Python: Convert a string to an integer

Question

Does anybody have a quickie for converting an unsafe string to an int?

The string typically comes back as: \'234\\r\\n\' or something like

Answer 1

Under Python 3.0 (IDLE) this worked nicely

strObj = "234\r\n"
try:
    #a=int(strObj)
except ValueError:
    #a=-1

print(a) >>234

If you're dealing with input you cannot trust, you never should anyway, then it's a good idea to use try, except, pass blocks to control exceptions when users provide incompatible data. It might server you better to think about try, except, pass structures as defensive measures for protecting data compatibility rather than simply hidding errors.

try:
    a=int(strObj) #user sets strObj="abc"
except ValueError:
    a=-1

if a != -1:
    #user submitted compatible data
else:
    #inform user of their error

I hope this helps.

Answer 2

You could just:

def to_int(unsafe_string):
    return int(unsafe_string.strip())

But it will throw a ValueError if the stripped unsafe_string is not a valid number. You can of course catch the ValueError and do what you like with it.

Answer 3

try:
    x=int("234\r\n".strip())
except ValueError:
    x=0

Answer 4

In this case you do have a way to avoid try/except, although I wouldn't recommend it (assuming your input string is named s, and you're in a function that must return something):

xs = s.strip()
if xs[0:1] in '+-': xs = xs[1:]
if xs.isdigit(): return int(s)
else: ...

the ... part in the else is where you return whatever it is you want if, say, s was 'iamnotanumber', '23skidoo', empty, all-spaces, or the like.

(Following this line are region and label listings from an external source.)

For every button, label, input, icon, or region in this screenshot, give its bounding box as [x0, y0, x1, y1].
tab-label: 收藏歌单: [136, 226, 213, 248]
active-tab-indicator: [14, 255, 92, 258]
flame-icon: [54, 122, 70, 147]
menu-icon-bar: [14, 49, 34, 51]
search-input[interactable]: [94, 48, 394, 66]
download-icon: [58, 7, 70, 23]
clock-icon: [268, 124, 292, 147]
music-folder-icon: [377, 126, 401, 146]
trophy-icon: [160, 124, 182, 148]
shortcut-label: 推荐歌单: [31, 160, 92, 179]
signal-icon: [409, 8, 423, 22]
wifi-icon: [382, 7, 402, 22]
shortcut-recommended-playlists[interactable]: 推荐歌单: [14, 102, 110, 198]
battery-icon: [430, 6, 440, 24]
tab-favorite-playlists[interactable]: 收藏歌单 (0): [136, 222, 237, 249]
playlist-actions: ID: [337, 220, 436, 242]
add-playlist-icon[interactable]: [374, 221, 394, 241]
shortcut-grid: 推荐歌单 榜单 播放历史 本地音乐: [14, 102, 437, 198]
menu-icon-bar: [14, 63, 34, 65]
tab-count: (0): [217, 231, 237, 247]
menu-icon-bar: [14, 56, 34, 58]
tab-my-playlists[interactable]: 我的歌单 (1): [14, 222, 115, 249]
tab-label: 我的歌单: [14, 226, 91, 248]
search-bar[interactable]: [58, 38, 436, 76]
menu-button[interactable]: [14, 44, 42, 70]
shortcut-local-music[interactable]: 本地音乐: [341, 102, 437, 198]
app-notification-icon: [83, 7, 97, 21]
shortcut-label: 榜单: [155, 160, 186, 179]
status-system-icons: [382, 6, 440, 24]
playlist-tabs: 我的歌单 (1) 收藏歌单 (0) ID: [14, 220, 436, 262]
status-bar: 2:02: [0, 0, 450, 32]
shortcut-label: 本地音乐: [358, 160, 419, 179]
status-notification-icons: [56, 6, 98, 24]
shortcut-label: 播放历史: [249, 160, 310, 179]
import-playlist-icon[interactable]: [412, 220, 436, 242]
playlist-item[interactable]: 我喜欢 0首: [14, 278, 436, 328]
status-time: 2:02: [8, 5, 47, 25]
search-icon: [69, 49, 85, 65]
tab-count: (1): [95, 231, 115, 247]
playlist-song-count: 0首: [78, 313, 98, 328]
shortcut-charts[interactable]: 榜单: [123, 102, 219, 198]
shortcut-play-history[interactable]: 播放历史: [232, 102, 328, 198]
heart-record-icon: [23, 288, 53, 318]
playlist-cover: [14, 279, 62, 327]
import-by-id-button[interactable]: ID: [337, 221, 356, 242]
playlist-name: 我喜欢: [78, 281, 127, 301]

Unless a lot of your input strings are non-numbers, try/except is better:

try: return int(s)
except ValueError: ...

you see the gain in conciseness, and in avoiding the fiddly string manipulation and test!-)

I see many answers do int(s.strip()), but that's supererogatory: the stripping's not needed!

>>> int('  23  ')
23

int knows enough to ignore leading and trailing whitespace all by itself!-)

Answer 5

Without knowing what kinds of inputs you are expecting, it's hard to say what is 'enough' to solve this. If you are just worried about trailing newlines, then Xavier Combelle's or gruszczy's answer is enough:

try:
    x = int(value)
except ValueError:
    x = 0

If you have to find any integer, anywhere in a string, then you might need something like this:

import re
try:
    x = int(re.search(r'(0|(-?[1-9][0-9]*))', searchstring).group(0))
except TypeError: # Catch exception if re.search returns None
    x = 0

Answer 6

int('243\r\n'.strip())

But that won't help you, if something else than a number is passed. Always put try, except and catch ValueError.

Anyway, this also works: int('243\n\r '), so maybe you don't even need strip.

EDIT:

Why don't you just write your own function, that will catch the exception and return a sane default and put into some utils module?